Seng, Noemi

„Wie tanzt ein Roboter?“

Sustained Shared Thinking in der Elementaren Musikpädagogik

Rubrik: Forschung
erschienen in: üben & musizieren 3/2025 , Seite 38

Die Methode Sustained Shared Thinking (SST) beschreibt eine Form des gemeinsamen Reflektierens in der Gruppe. Inwiefern kann sie in der Elementaren Musizierpraxis mit 4- bis 6-Jährigen eingesetzt werden? Und kann diese Form des Reflektierens zu Momenten der Stimmigkeit beitragen?

Reflexion gerät häufig ins Zentrum pädagogischer Diskurse und wird dort vielfältig diskutiert. Allgemein wird mit der Tätigkeit des Reflektierens ein mehrschichtiger Denkprozess beschrieben, der die Verarbeitung einer Handlung beinhaltet und in eine Form der Wertung mündet, aus der gegebenenfalls Handlungsentscheidungen abgeleitet werden können. In der Elementaren Musikpädagogik (EMP) kann die Reflexion eine eigene Unterrichtsphase bilden.1 Sie dient dem „Bewusstmachen“ sowie dem Austausch der Beteiligten über die Musizier- und Gestaltungsprozesse und kann dabei unterstützen, eine als gemeinsam „gelungen“ eingestufte Praxis zu entwickeln.
Innerhalb der EMP wird dazu häufig der Begriff der „Stimmigkeit“ verwendet.2 Er bezeichnet zunächst ganz allgemein das gemeinsame Auftreten von Phänomenen, die einen neuen schlüssigen Zusammenhang erzeugen. Je nach Kontext wird das jedoch sehr unterschiedlich konkretisiert.3 Im Rahmen der hier vorgestellten Untersuchung beschränkte ich mich daher auf folgende vier Definitionsversuche:
1. Stimmigkeit als Gegenbegriff zu „Ungeformtheit“: Als stimmig gilt eine bewusst entschiedene Handlung.4
2. Stimmigkeit im Sinne von innerer Struktur: Als stimmig gilt das Verhalten einer Gruppe, wenn es einfach beschreibbaren Mustern (zum Beispiel bestimmten im Vorhinein festgelegten Regeln) folgt.5
3. Stimmigkeit im Sinne von Ganzheitlichkeit: Als stimmig gilt, wenn verschiedene Wahrnehmungs- und Ausdrucksformen miteinander kombiniert werden.6
4. Äußere Stimmigkeit: Das musikalische Endergebnis entspricht (impliziten) Maß­stäben handwerklich-technischer Qualität (beispielsweise „richtige Tonhöhen“ oder Intonation beim Singen).7

Mit 4-Jährigen reflektieren: Geht das überhaupt?

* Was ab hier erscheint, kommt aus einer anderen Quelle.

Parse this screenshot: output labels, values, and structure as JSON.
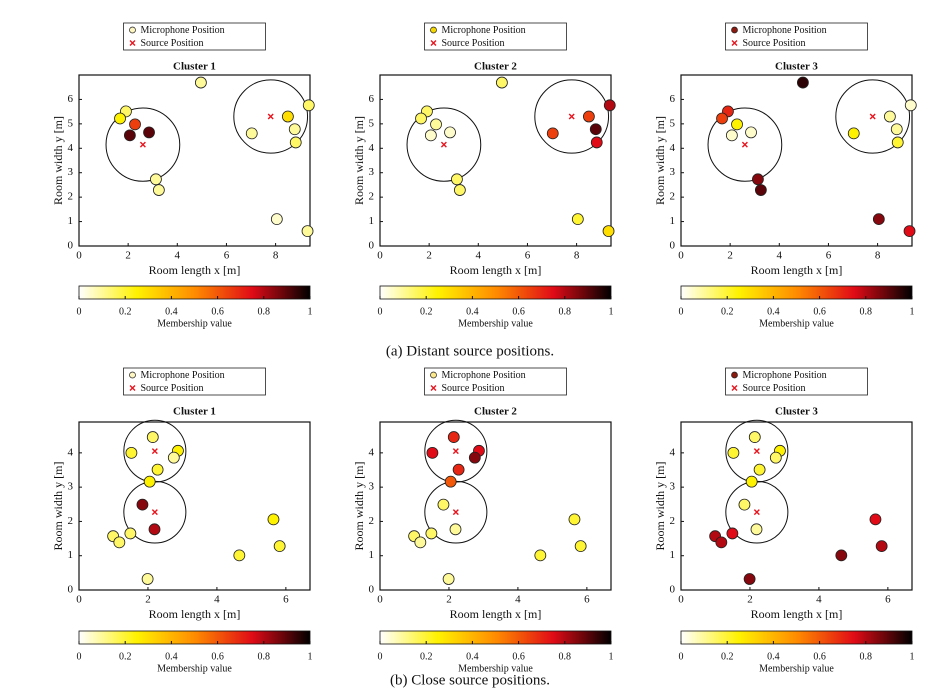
{
  "captions": [
    "(a) Distant source positions.",
    "(b) Close source positions."
  ],
  "chart_data": [
    {
      "type": "scatter",
      "title": "Cluster 1",
      "xlabel": "Room length x [m]",
      "ylabel": "Room width y [m]",
      "xlim": [
        0,
        9.4
      ],
      "ylim": [
        0,
        7
      ],
      "xticks": [
        0,
        2,
        4,
        6,
        8
      ],
      "yticks": [
        0,
        1,
        2,
        3,
        4,
        5,
        6
      ],
      "circle_radius": 1.5,
      "series": [
        {
          "name": "Microphone Position",
          "color": "#fdf6c0",
          "x": [
            4.96,
            1.91,
            1.67,
            2.28,
            2.07,
            2.85,
            3.13,
            3.25,
            7.03,
            8.5,
            9.35,
            8.78,
            8.82,
            8.05,
            9.3
          ],
          "values": [
            6.69,
            5.51,
            5.22,
            4.98,
            4.53,
            4.65,
            2.73,
            2.29,
            4.61,
            5.3,
            5.76,
            4.78,
            4.24,
            1.1,
            0.61
          ]
        },
        {
          "name": "Source Position",
          "color": "#e8141e",
          "x": [
            2.6,
            7.8
          ],
          "values": [
            4.15,
            5.3
          ]
        }
      ],
      "membership": [
        0.1,
        0.15,
        0.25,
        0.65,
        0.9,
        0.9,
        0.1,
        0.1,
        0.1,
        0.3,
        0.15,
        0.1,
        0.15,
        0.05,
        0.1
      ],
      "colorbar": {
        "label": "Membership value",
        "lim": [
          0,
          1
        ],
        "ticks": [
          0,
          0.2,
          0.4,
          0.6,
          0.8,
          1
        ],
        "colors": [
          "#ffffff",
          "#fff200",
          "#ff8c00",
          "#e00b16",
          "#000000"
        ]
      }
    },
    {
      "type": "scatter",
      "title": "Cluster 2",
      "xlabel": "Room length x [m]",
      "ylabel": "Room width y [m]",
      "xlim": [
        0,
        9.4
      ],
      "ylim": [
        0,
        7
      ],
      "xticks": [
        0,
        2,
        4,
        6,
        8
      ],
      "yticks": [
        0,
        1,
        2,
        3,
        4,
        5,
        6
      ],
      "circle_radius": 1.5,
      "series": [
        {
          "name": "Microphone Position",
          "color": "#f5d800",
          "x": [
            4.96,
            1.91,
            1.67,
            2.28,
            2.07,
            2.85,
            3.13,
            3.25,
            7.03,
            8.5,
            9.35,
            8.78,
            8.82,
            8.05,
            9.3
          ],
          "values": [
            6.69,
            5.51,
            5.22,
            4.98,
            4.53,
            4.65,
            2.73,
            2.29,
            4.61,
            5.3,
            5.76,
            4.78,
            4.24,
            1.1,
            0.61
          ]
        },
        {
          "name": "Source Position",
          "color": "#e8141e",
          "x": [
            2.6,
            7.8
          ],
          "values": [
            4.15,
            5.3
          ]
        }
      ],
      "membership": [
        0.15,
        0.15,
        0.15,
        0.1,
        0.05,
        0.05,
        0.15,
        0.15,
        0.65,
        0.65,
        0.8,
        0.9,
        0.75,
        0.2,
        0.3
      ],
      "colorbar": {
        "label": "Membership value",
        "lim": [
          0,
          1
        ],
        "ticks": [
          0,
          0.2,
          0.4,
          0.6,
          0.8,
          1
        ],
        "colors": [
          "#ffffff",
          "#fff200",
          "#ff8c00",
          "#e00b16",
          "#000000"
        ]
      }
    },
    {
      "type": "scatter",
      "title": "Cluster 3",
      "xlabel": "Room length x [m]",
      "ylabel": "Room width y [m]",
      "xlim": [
        0,
        9.4
      ],
      "ylim": [
        0,
        7
      ],
      "xticks": [
        0,
        2,
        4,
        6,
        8
      ],
      "yticks": [
        0,
        1,
        2,
        3,
        4,
        5,
        6
      ],
      "circle_radius": 1.5,
      "series": [
        {
          "name": "Microphone Position",
          "color": "#8b1a10",
          "x": [
            4.96,
            1.91,
            1.67,
            2.28,
            2.07,
            2.85,
            3.13,
            3.25,
            7.03,
            8.5,
            9.35,
            8.78,
            8.82,
            8.05,
            9.3
          ],
          "values": [
            6.69,
            5.51,
            5.22,
            4.98,
            4.53,
            4.65,
            2.73,
            2.29,
            4.61,
            5.3,
            5.76,
            4.78,
            4.24,
            1.1,
            0.61
          ]
        },
        {
          "name": "Source Position",
          "color": "#e8141e",
          "x": [
            2.6,
            7.8
          ],
          "values": [
            4.15,
            5.3
          ]
        }
      ],
      "membership": [
        0.95,
        0.7,
        0.65,
        0.25,
        0.05,
        0.05,
        0.85,
        0.9,
        0.25,
        0.1,
        0.05,
        0.1,
        0.2,
        0.85,
        0.75
      ],
      "colorbar": {
        "label": "Membership value",
        "lim": [
          0,
          1
        ],
        "ticks": [
          0,
          0.2,
          0.4,
          0.6,
          0.8,
          1
        ],
        "colors": [
          "#ffffff",
          "#fff200",
          "#ff8c00",
          "#e00b16",
          "#000000"
        ]
      }
    },
    {
      "type": "scatter",
      "title": "Cluster 1",
      "xlabel": "Room length x [m]",
      "ylabel": "Room width y [m]",
      "xlim": [
        0,
        6.7
      ],
      "ylim": [
        0,
        4.9
      ],
      "xticks": [
        0,
        2,
        4,
        6
      ],
      "yticks": [
        0,
        1,
        2,
        3,
        4
      ],
      "circle_radius": 0.9,
      "series": [
        {
          "name": "Microphone Position",
          "color": "#fdf6c0",
          "x": [
            2.14,
            1.52,
            2.87,
            2.75,
            2.28,
            2.05,
            1.84,
            2.19,
            1.49,
            0.99,
            1.17,
            1.99,
            4.65,
            5.64,
            5.82
          ],
          "values": [
            4.46,
            4.0,
            4.06,
            3.86,
            3.51,
            3.16,
            2.49,
            1.77,
            1.65,
            1.57,
            1.39,
            0.32,
            1.01,
            2.06,
            1.28
          ]
        },
        {
          "name": "Source Position",
          "color": "#e8141e",
          "x": [
            2.2,
            2.2
          ],
          "values": [
            4.05,
            2.27
          ]
        }
      ],
      "membership": [
        0.15,
        0.2,
        0.25,
        0.1,
        0.2,
        0.25,
        0.85,
        0.8,
        0.15,
        0.15,
        0.15,
        0.1,
        0.2,
        0.25,
        0.2
      ],
      "colorbar": {
        "label": "Membership value",
        "lim": [
          0,
          1
        ],
        "ticks": [
          0,
          0.2,
          0.4,
          0.6,
          0.8,
          1
        ],
        "colors": [
          "#ffffff",
          "#fff200",
          "#ff8c00",
          "#e00b16",
          "#000000"
        ]
      }
    },
    {
      "type": "scatter",
      "title": "Cluster 2",
      "xlabel": "Room length x [m]",
      "ylabel": "Room width y [m]",
      "xlim": [
        0,
        6.7
      ],
      "ylim": [
        0,
        4.9
      ],
      "xticks": [
        0,
        2,
        4,
        6
      ],
      "yticks": [
        0,
        1,
        2,
        3,
        4
      ],
      "circle_radius": 0.9,
      "series": [
        {
          "name": "Microphone Position",
          "color": "#fbe88a",
          "x": [
            2.14,
            1.52,
            2.87,
            2.75,
            2.28,
            2.05,
            1.84,
            2.19,
            1.49,
            0.99,
            1.17,
            1.99,
            4.65,
            5.64,
            5.82
          ],
          "values": [
            4.46,
            4.0,
            4.06,
            3.86,
            3.51,
            3.16,
            2.49,
            1.77,
            1.65,
            1.57,
            1.39,
            0.32,
            1.01,
            2.06,
            1.28
          ]
        },
        {
          "name": "Source Position",
          "color": "#e8141e",
          "x": [
            2.2,
            2.2
          ],
          "values": [
            4.05,
            2.27
          ]
        }
      ],
      "membership": [
        0.7,
        0.75,
        0.75,
        0.85,
        0.7,
        0.6,
        0.15,
        0.1,
        0.15,
        0.15,
        0.1,
        0.1,
        0.2,
        0.2,
        0.2
      ],
      "colorbar": {
        "label": "Membership value",
        "lim": [
          0,
          1
        ],
        "ticks": [
          0,
          0.2,
          0.4,
          0.6,
          0.8,
          1
        ],
        "colors": [
          "#ffffff",
          "#fff200",
          "#ff8c00",
          "#e00b16",
          "#000000"
        ]
      }
    },
    {
      "type": "scatter",
      "title": "Cluster 3",
      "xlabel": "Room length x [m]",
      "ylabel": "Room width y [m]",
      "xlim": [
        0,
        6.7
      ],
      "ylim": [
        0,
        4.9
      ],
      "xticks": [
        0,
        2,
        4,
        6
      ],
      "yticks": [
        0,
        1,
        2,
        3,
        4
      ],
      "circle_radius": 0.9,
      "series": [
        {
          "name": "Microphone Position",
          "color": "#8b1a10",
          "x": [
            2.14,
            1.52,
            2.87,
            2.75,
            2.28,
            2.05,
            1.84,
            2.19,
            1.49,
            0.99,
            1.17,
            1.99,
            4.65,
            5.64,
            5.82
          ],
          "values": [
            4.46,
            4.0,
            4.06,
            3.86,
            3.51,
            3.16,
            2.49,
            1.77,
            1.65,
            1.57,
            1.39,
            0.32,
            1.01,
            2.06,
            1.28
          ]
        },
        {
          "name": "Source Position",
          "color": "#e8141e",
          "x": [
            2.2,
            2.2
          ],
          "values": [
            4.05,
            2.27
          ]
        }
      ],
      "membership": [
        0.15,
        0.2,
        0.25,
        0.15,
        0.2,
        0.25,
        0.15,
        0.1,
        0.75,
        0.8,
        0.8,
        0.85,
        0.85,
        0.75,
        0.8
      ],
      "colorbar": {
        "label": "Membership value",
        "lim": [
          0,
          1
        ],
        "ticks": [
          0,
          0.2,
          0.4,
          0.6,
          0.8,
          1
        ],
        "colors": [
          "#ffffff",
          "#fff200",
          "#ff8c00",
          "#e00b16",
          "#000000"
        ]
      }
    }
  ]
}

Benjamin Benthaus8 stellt der Reflexion Teilschritte der Rekonstruktion und Hermeneutik voran, zu denen Kinder dieses Alters fähig sind, da sie bereits über ein Verständnis für die Vergangenheit („Was habe ich gemacht?“) und die Zukunft („Was werde ich machen?“) verfügen. Im Anschluss an diese Teilschritte erfolgt die Bewertung der Aktion, wozu Vergangenheit und Zukunft einem kausalen Denkprozess (Ursache-Wirkung) zugeführt werden müssen, um davon ausgehend Entscheidungen bzw. Handlungsoptionen zu finden. Diese Kompetenzen werden ab dem dritten Lebensjahr entwickelt.
Im Kontext des Gruppenunterrichts kommt hinzu, dass die einzelnen kognitiven Teilschritte der Reflexion in der Regel auch im Austausch der Gruppenmitglieder verbalisiert werden sollen. Entwicklungspsychologisch kann man davon ausgehen, dass Kinder im Kindergartenalter im Prozess sind, die zur Reflexion in der Gruppe benötigten kognitiven und kommunikativen Kompetenzen zu erlernen, beziehungsweise einige diese bereits beherrschen.9
Daher lässt sich die Frage „Sind Kinder im Alter von 4 bis 6 überhaupt schon in der Lage zu reflektieren?“ zunächst mit „jein“ beantworten.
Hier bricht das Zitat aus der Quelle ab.